Caidin was one of the people involved in the rescue and resurrection of the Junkers Ju 52 No. 5489 that would become famous on the Warbird circuit as Iron Annie. He was one of the pilots who flew what will likely be the last-ever formation flight of B-17s across the Atlantic Ocean from the United States to England (via Canada, the Azores and Portugal) in 1961, a trip that involved a near-miss with a submarine, a brawl with KGB agents, and just barely missing ending up in jail in Portugal, an epic trip he chronicled in his book Everything But the Flak. He wrote what has been approved by the Federal Aviation Administration as the standard aircraft manual for the Messerschmitt Bf 108. He flew as a pilot in the movie The War Lover. He was also one of a very few pilots ever to take a Junkers Ju-52 off in less than 400 feet.

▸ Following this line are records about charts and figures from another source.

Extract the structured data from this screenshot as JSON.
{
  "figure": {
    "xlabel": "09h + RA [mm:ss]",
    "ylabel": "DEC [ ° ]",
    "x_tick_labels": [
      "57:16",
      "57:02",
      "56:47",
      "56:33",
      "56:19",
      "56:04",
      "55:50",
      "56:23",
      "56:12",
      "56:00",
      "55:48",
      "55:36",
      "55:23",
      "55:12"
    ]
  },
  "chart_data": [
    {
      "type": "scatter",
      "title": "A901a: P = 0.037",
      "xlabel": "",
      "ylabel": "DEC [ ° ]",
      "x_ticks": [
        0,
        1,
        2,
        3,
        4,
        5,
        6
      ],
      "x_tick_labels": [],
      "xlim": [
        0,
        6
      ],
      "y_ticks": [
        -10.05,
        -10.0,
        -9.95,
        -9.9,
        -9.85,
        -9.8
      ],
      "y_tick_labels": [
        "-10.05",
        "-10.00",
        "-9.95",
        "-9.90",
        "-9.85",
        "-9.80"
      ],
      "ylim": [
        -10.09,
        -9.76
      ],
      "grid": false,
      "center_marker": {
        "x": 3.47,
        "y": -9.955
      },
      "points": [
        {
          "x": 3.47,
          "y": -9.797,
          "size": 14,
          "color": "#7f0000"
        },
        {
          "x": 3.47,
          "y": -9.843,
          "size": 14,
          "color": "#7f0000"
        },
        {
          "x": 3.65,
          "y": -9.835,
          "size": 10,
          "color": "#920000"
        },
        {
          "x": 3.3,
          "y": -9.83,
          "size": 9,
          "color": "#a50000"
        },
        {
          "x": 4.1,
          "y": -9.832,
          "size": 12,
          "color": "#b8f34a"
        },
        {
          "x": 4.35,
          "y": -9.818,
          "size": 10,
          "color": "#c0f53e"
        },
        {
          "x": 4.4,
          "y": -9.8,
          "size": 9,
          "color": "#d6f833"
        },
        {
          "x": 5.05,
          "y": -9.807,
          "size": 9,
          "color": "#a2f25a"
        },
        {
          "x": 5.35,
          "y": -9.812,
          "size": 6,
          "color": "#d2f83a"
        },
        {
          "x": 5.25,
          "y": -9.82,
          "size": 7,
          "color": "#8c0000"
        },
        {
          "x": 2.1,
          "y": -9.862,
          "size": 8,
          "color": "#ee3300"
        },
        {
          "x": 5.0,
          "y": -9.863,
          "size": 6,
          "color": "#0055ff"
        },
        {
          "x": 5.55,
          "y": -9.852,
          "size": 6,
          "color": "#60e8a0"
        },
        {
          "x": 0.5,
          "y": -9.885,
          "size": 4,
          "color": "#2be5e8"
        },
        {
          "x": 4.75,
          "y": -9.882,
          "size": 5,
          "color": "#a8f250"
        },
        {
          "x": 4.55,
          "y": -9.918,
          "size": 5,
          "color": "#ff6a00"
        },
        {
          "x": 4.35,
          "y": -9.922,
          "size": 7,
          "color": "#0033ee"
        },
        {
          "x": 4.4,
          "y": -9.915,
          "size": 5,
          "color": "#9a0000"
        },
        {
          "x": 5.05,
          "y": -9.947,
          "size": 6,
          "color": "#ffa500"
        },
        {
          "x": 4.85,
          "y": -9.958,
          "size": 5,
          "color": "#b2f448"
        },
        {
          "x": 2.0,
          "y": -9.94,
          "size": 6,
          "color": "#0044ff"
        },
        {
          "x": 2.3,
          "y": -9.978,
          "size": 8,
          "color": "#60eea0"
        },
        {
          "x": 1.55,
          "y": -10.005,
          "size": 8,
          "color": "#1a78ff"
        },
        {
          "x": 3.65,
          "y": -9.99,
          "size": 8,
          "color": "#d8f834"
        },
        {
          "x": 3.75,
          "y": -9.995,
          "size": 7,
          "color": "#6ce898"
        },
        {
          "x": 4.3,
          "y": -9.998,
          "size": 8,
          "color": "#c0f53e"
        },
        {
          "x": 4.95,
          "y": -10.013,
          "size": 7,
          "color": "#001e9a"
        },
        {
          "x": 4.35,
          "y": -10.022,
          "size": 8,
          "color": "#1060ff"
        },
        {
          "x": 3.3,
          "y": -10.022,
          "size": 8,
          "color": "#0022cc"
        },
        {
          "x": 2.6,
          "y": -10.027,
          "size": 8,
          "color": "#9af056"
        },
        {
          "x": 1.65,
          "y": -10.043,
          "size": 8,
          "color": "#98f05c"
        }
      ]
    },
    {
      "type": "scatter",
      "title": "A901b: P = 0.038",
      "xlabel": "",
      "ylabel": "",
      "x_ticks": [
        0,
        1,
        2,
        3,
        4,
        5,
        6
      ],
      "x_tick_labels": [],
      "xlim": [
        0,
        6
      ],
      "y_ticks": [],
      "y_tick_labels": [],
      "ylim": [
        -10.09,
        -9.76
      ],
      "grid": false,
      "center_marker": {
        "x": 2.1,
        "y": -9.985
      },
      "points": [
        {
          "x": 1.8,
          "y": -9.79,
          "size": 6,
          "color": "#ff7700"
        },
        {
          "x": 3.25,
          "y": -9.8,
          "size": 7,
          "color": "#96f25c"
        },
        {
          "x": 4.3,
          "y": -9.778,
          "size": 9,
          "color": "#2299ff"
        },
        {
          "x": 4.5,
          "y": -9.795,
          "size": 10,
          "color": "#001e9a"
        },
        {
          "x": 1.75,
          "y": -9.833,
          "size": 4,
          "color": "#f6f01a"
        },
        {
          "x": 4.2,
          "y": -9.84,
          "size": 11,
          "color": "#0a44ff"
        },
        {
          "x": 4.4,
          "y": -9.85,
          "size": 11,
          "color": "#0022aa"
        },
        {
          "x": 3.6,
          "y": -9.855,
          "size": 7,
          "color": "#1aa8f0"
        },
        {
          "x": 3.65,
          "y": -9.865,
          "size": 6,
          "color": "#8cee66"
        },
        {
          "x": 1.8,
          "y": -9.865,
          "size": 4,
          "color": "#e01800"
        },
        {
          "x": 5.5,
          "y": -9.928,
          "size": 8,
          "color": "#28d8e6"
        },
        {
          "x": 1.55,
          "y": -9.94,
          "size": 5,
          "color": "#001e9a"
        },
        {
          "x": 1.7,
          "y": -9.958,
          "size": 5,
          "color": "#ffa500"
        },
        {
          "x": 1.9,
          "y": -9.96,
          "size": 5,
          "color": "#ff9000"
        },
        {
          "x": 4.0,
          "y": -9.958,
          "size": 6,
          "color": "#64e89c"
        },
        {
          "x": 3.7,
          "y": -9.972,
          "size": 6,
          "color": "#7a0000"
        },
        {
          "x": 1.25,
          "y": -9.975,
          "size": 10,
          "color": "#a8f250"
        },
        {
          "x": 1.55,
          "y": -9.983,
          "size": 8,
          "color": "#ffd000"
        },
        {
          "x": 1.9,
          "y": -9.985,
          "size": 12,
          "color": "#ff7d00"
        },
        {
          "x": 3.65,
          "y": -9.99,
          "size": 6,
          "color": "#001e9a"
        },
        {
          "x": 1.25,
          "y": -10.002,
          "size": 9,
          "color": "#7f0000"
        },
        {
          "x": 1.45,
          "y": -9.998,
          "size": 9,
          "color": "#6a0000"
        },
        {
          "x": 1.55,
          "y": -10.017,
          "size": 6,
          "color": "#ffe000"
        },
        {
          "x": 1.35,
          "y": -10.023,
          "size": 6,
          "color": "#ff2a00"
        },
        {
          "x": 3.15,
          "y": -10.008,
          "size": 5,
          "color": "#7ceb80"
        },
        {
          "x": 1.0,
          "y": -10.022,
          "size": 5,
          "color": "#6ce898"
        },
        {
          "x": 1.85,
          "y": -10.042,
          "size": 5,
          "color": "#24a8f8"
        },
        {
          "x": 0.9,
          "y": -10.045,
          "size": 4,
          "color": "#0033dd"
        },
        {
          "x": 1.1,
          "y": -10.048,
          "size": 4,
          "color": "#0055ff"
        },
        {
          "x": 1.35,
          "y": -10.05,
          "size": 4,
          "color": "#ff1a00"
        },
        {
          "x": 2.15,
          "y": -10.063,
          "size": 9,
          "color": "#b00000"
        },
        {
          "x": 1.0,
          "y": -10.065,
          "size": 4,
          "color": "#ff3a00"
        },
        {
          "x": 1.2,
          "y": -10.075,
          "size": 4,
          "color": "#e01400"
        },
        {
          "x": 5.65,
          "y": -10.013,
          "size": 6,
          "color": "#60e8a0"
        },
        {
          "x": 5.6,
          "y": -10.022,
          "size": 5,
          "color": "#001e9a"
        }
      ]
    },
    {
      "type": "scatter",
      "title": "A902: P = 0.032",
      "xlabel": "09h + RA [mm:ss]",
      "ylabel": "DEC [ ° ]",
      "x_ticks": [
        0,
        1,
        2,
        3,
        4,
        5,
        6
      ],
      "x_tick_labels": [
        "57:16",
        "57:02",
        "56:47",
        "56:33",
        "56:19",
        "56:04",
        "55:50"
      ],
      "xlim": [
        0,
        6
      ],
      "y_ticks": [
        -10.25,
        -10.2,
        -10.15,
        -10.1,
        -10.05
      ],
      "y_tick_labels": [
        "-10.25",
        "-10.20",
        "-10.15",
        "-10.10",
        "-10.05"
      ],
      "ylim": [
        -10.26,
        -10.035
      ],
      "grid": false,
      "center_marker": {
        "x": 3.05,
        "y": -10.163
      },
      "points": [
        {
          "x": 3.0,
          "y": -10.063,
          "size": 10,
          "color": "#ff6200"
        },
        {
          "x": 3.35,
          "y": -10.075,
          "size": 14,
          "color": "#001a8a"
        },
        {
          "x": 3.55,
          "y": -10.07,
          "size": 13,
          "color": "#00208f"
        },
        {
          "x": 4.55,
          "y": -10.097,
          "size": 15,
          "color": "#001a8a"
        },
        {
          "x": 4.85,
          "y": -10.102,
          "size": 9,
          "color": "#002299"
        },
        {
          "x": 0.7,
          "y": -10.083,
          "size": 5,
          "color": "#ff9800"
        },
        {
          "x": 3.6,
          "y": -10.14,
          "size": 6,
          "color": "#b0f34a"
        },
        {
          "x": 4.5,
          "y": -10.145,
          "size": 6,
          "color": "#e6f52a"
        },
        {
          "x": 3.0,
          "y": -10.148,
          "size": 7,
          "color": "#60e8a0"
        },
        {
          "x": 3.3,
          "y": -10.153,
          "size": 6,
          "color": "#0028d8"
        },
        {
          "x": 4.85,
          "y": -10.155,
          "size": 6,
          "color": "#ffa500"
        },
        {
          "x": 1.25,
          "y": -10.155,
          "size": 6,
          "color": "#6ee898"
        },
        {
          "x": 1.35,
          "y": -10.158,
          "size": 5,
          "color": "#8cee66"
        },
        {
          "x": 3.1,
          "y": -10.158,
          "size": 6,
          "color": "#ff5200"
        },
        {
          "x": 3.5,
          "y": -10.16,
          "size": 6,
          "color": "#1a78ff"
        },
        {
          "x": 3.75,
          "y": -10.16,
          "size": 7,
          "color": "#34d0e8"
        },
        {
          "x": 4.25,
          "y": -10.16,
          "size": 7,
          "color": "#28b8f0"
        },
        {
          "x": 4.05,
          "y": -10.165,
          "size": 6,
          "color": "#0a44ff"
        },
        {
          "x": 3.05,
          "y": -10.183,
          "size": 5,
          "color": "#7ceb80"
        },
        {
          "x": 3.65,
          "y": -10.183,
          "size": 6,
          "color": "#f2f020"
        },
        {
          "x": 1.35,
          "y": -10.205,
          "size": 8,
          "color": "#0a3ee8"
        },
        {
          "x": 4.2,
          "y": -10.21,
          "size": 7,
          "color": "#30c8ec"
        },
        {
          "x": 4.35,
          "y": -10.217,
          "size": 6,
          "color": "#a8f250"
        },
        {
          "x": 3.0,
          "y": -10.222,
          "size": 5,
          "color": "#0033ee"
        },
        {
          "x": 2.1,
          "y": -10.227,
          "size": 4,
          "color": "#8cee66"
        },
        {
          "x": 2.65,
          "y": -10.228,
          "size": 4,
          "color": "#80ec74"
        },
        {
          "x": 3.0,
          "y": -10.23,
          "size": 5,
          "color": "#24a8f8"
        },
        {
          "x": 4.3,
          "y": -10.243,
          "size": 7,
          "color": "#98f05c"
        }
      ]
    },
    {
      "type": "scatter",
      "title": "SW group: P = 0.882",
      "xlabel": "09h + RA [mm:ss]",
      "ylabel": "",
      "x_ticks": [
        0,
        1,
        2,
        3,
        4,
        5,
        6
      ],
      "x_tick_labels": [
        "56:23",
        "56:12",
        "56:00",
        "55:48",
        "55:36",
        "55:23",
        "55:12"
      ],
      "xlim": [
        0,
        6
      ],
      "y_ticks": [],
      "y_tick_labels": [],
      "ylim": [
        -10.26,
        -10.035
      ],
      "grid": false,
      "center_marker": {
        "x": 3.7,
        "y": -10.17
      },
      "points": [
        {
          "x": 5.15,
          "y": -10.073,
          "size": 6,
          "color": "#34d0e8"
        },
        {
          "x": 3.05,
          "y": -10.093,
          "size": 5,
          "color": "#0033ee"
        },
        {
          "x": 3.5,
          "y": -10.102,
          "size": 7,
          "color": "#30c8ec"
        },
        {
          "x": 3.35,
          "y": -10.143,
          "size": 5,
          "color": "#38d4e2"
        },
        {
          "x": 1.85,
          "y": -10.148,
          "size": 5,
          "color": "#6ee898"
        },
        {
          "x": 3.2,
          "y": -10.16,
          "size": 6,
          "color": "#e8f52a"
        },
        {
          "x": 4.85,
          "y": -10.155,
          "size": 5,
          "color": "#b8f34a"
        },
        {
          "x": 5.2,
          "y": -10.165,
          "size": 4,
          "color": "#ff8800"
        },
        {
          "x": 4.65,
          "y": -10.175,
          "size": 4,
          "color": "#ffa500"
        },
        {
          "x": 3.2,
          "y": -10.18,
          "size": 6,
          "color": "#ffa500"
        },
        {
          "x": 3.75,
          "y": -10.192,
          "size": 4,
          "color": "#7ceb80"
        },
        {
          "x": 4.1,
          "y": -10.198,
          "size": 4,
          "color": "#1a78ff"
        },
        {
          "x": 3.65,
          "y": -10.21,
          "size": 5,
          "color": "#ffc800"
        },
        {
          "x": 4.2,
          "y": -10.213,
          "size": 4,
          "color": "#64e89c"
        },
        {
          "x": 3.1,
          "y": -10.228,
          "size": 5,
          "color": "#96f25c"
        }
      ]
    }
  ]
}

Caidin's style of fiction focused on acceptable projections of technical innovations with political and social repercussions. In this respect, his work has some echo in the writing of Michael Crichton. One recurring theme is that of the cyborg — the melding of man and machine, epitomized in the use of replacement body parts called bionics. Caidin references bionics in his 1968 novel The God Machine, but most famously based his novel Cyborg (1972) on the concept. Cyborg became Caidin's most famous work when it was adapted for a top-rated television film in 1973 and formed the basis of the television series The Six Million Dollar Man and its spin-off, The Bionic Woman. Caidin himself wrote three sequels to Cyborg —Operation Nuke, High Crystal and Cyborg IV — that differed considerably from the television series version. Years later, Caidin would revisit bionics in a tongue-in-cheek manner for his novel Buck Rogers: A Life in the Future (a reinvention of Buck Rogers in the 25th Century) in which the title character is given bionic parts after being revived from a centuries-long coma. A remake of The Bionic Woman, titled Bionic Woman debuted on NBC in 2007; unlike the original series, on which Caidin was given screen credit for the series being "based on" Cyborg, no such credit was included in the 2007 series.
On page 82 of Caidin's novel, Cyborg IV (Warner Books: May 1976. Library of Congress # 74-80703), the character Steve Austin references Caidin's own previous novel, stating, "A friend of mine wrote about it — did you ever read the book, Marooned?"